I felt her pain as the bottom fell out of my friend’s marriage. I had been her accountability partner to help keep her responses godly while her spouse did as he pleased with issues such as pornography, poor money management, infrequent church attendance and refusal to accept wise counsel. Now, infidelity, and the marriage ended.
After the divorce, my friend Gail stopped attending church altogether and pulled away from me as she attempted to fill her void with a crowd that enjoyed worldly pleasures. All accountability was gone. Before long, she met a younger woman who was also coming out of a bad marriage and the two found comfort in each other. Their relationship became apparent to me when Gail told me she and her new friend were moving in together. They not only shared a place, but I knew they were also sharing a bed! I could only imagine the impact this was having on Gail’s young son and daughter as their mother slid down this slippery slope. This continued for 4 years! During that time, I had very little contact with Gail, and during the few conversations we did have, she skillfully avoided sharing with me what I already knew. And I was just as guilty for not speaking up to remind her of the consequences of her poor choices. My silence made me uneasy in my spirit, yet I was hesitant to confront her.

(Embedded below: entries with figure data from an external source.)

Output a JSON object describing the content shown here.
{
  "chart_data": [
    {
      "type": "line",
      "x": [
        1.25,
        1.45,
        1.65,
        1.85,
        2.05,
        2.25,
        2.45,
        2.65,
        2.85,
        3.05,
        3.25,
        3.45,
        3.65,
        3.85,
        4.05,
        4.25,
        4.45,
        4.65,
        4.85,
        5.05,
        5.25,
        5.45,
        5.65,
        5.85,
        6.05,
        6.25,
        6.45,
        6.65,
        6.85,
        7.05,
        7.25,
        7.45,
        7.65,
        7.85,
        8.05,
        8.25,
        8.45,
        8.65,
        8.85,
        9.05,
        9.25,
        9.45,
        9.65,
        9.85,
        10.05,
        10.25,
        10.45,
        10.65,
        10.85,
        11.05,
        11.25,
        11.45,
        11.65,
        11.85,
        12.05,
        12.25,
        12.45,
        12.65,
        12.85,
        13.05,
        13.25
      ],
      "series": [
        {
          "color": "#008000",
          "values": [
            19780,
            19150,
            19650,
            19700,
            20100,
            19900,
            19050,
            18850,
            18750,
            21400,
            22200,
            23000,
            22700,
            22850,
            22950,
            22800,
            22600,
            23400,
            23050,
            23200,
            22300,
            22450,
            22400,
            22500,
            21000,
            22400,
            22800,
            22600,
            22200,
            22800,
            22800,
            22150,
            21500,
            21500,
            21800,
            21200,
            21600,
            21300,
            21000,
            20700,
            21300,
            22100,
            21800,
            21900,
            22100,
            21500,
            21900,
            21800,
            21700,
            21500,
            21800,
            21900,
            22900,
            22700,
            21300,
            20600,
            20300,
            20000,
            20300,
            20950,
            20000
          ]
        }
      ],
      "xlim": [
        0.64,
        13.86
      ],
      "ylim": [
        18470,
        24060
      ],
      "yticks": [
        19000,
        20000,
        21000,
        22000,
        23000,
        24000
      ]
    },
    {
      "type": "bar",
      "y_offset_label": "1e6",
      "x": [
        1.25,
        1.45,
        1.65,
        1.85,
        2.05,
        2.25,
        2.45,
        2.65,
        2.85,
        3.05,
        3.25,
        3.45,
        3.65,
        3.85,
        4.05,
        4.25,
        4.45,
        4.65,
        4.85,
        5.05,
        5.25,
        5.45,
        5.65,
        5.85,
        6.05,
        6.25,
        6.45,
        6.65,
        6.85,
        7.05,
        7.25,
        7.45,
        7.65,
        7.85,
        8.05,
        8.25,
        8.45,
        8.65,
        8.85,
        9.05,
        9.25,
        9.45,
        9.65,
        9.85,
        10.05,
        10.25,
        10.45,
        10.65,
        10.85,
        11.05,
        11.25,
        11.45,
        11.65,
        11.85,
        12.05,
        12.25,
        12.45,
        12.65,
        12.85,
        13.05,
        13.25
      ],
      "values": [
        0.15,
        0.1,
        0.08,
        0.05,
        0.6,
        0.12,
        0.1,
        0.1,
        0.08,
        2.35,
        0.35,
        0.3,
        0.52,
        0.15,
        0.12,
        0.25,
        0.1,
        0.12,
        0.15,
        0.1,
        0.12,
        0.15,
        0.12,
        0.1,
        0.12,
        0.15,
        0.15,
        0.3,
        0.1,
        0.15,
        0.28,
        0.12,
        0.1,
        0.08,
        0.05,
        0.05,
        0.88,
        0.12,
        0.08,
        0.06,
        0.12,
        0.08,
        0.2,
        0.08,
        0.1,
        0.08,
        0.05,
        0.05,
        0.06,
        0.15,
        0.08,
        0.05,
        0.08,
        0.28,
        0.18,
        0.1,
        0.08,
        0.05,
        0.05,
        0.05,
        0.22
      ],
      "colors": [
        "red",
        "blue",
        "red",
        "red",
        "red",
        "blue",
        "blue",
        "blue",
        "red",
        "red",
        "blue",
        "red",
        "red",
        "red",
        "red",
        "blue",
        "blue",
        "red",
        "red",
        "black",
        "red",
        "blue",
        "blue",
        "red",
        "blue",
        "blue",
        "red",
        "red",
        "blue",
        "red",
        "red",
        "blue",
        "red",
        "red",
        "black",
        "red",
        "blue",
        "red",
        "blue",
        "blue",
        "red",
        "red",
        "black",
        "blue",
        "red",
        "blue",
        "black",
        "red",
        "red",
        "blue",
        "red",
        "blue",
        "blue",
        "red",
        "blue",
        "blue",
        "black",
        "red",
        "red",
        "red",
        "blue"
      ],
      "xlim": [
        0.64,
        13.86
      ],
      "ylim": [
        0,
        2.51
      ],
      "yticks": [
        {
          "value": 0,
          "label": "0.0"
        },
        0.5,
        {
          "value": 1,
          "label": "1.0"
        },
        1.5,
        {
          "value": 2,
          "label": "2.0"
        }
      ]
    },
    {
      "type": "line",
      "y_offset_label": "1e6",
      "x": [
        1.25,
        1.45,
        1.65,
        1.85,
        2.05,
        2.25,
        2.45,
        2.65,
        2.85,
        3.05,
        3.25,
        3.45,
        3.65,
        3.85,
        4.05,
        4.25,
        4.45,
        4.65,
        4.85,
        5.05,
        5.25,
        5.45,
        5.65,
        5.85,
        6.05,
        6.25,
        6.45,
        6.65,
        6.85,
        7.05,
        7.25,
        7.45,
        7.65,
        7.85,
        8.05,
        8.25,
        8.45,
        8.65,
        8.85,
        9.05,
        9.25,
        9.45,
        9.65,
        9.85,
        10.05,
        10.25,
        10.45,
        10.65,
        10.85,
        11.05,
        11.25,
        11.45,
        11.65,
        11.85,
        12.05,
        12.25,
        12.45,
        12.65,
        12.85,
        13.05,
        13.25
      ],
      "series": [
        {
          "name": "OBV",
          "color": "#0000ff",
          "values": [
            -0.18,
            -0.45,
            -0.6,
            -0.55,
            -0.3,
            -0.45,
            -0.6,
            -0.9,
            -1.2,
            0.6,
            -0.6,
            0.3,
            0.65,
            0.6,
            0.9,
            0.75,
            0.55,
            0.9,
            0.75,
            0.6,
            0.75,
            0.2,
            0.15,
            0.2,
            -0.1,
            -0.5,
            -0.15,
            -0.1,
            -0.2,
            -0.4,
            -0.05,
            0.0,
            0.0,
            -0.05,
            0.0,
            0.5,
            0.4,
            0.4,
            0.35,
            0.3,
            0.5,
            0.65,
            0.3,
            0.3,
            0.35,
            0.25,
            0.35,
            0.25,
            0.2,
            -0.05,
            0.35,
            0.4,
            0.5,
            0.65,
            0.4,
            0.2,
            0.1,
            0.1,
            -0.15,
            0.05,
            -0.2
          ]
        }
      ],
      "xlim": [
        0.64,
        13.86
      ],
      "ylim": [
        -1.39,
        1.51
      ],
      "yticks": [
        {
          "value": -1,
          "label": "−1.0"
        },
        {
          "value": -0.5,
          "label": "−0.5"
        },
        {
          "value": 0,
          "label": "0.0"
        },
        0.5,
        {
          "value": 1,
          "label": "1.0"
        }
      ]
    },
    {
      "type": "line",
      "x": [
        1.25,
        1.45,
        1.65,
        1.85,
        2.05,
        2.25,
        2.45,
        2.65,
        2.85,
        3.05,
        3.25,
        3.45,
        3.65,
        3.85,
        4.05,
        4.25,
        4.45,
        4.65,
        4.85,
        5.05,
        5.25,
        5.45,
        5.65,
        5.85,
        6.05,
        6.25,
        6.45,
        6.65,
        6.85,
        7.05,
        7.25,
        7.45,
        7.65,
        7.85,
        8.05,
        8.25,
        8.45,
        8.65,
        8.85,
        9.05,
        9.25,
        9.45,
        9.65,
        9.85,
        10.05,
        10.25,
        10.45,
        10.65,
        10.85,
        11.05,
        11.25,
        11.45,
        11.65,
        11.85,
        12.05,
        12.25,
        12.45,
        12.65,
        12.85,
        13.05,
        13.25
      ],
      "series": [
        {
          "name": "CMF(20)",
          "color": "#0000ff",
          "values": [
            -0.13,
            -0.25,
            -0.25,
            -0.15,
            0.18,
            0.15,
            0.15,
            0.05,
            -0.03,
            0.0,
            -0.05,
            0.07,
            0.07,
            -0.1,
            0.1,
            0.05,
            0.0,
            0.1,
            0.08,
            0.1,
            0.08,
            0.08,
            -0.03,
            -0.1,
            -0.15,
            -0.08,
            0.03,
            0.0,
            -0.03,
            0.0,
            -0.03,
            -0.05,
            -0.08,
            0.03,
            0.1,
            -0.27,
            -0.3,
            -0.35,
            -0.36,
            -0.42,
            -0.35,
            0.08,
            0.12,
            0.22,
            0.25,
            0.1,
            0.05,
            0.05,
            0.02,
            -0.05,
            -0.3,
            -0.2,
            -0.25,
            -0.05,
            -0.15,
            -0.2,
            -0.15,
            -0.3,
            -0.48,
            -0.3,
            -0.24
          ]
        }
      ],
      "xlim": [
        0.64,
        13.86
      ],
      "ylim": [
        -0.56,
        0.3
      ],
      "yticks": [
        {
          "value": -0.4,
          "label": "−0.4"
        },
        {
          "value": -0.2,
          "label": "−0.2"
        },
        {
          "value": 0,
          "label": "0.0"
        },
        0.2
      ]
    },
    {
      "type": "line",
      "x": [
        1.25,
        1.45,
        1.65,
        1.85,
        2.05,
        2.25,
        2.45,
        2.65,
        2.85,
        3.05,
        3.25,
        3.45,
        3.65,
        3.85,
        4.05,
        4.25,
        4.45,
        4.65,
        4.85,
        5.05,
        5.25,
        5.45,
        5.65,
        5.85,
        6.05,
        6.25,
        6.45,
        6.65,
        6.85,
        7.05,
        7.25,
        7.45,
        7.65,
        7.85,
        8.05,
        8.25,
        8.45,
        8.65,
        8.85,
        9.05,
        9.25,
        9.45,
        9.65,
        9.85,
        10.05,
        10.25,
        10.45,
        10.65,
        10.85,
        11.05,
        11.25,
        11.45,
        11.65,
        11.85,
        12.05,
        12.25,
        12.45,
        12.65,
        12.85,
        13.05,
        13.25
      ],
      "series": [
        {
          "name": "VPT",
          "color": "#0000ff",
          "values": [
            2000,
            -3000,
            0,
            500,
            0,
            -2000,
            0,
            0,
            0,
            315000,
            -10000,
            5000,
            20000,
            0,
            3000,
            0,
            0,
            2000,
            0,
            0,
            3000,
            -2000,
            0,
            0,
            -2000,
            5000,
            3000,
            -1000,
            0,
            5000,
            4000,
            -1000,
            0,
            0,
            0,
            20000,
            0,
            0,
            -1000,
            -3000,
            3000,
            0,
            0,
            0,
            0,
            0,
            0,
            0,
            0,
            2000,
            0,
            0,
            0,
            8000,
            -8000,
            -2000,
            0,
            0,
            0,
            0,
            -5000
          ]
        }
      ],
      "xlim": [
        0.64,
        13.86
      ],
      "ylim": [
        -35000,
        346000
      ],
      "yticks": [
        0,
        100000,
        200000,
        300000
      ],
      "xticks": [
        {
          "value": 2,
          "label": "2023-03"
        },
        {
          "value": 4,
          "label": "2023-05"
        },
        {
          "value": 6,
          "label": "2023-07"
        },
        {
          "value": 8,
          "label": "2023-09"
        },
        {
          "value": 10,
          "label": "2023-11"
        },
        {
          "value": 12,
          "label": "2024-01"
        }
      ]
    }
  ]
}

Fast forward to a distraught phone call I received from Gail who was crying uncontrollably. She first asked me not to judge her for what she was about to tell me. I told her I would let the Word of God shine light on her situation (I was so thankful God gave me this opportunity!). She began to tell me that her “close friend” decided she no longer wanted to live with her, and was leaving to return to her hometown for the support of her family. Gail admitted that they loved each other so much that at one point they had taken measures to have a baby but their attempts were futile. She described that the pain she was experiencing from this impending separation was greater than the pain she felt after her divorce and that she couldn’t imagine life without her. She told me that her friend stated she wanted to get it right with God. Gail begged her to stay and told her they could begin attending church to grow spiritually together but the friend would not listen; she wanted out of the relationship.
For the first time, Gail and I spoke candidly about her gay love affair and she admitted that this was a wake up call for her. As Gail opened up to me, I was praising God for the grace He was extending her – an opportunity to come out of a sinful lifestyle, to repent, and to get back on the straight and narrow path. I was thankful that God did not give her over to her depraved mind! Instead, she had another opportunity to choose the way of escape and be pardoned from her sin.
I told Gail that God would heal her pain, but that He desires to be first in everything she does. I explained that every sin is a choice, and that her unrepentant sin would prohibit her from experiencing the peace and joy she was searching for, and if she continued in it she most assuredly would not see heaven! God desired repentance – a turning away from the lusts of her flesh to allow Jesus’ Holy Spirit to reign and rule in her body. She needed to renew her mind by hearing the Word of God, and allow Him to strengthen and help her in her weakness. Gail proclaimed her love for God, and I urged her, “If you love Him, you will keep his commands”. I prayed over the phone with her and shared some relevant scriptures:
1 John 1:9 – If we confess our sins, he is faithful and just to forgive us our sins, and to cleanse us from all unrighteousness.
Psalm 147:3 – He heals the brokenhearted and binds up their wounds.
2 Chron. 16:9a – For the eyes of the Lord range throughout the earth to strengthen those whose hearts are fully committed to him.
Gal. 5:24-25 – And they that are Christ’s have crucified the flesh with the affections and lusts. If we live in the Spirit, let us also walk in the Spirit.
1 Cor. 6:18-20 – Flee fornication. Every sin that a man doeth is without the body; but he that committeth fornication sinneth against his own body. Or do you not know that your body is a temple of the Holy Spirit within you, whom you have from God? You are not your own, for you were bought with a price. So glorify God in your body.
1 Cor. 10:13 – No temptation has overtaken you except what is common to mankind. And God is faithful; he will not let you be tempted beyond what you can bear. But when you are tempted, he will also provide a way out so that you can endure it.
Rom. 1:26-27 – Because of this, God gave them over to shameful lusts. Even their women exchanged natural sexual relations for unnatural ones. … the men also abandoned natural relations with women and were inflamed with lust for one another. Men committed shameful acts with other men, and received in themselves the due penalty for their error.
I have continued to encourage and hold Gail accountable as she takes steps to grow her faith and separate from those things that defile her. Holiness requires total commitment, and as she draws nearer to God, He will draw nearer to her to complete His work. Through her disciplined life, she will truly experience the peace and joy that she’s been seeking for many years.
In the meantime, I myself repented for watching in silence during those 4 years. From now on, I will take every opportunity to be his mouthpiece and to share the hope we have in Him. Hope is never helpless … it never shrinks back or gives up. Hope is the love God has given us through his Holy Spirit, and that Hope is the power that enables us to flee from sin, and overcome. Hope spurs us on towards heaven!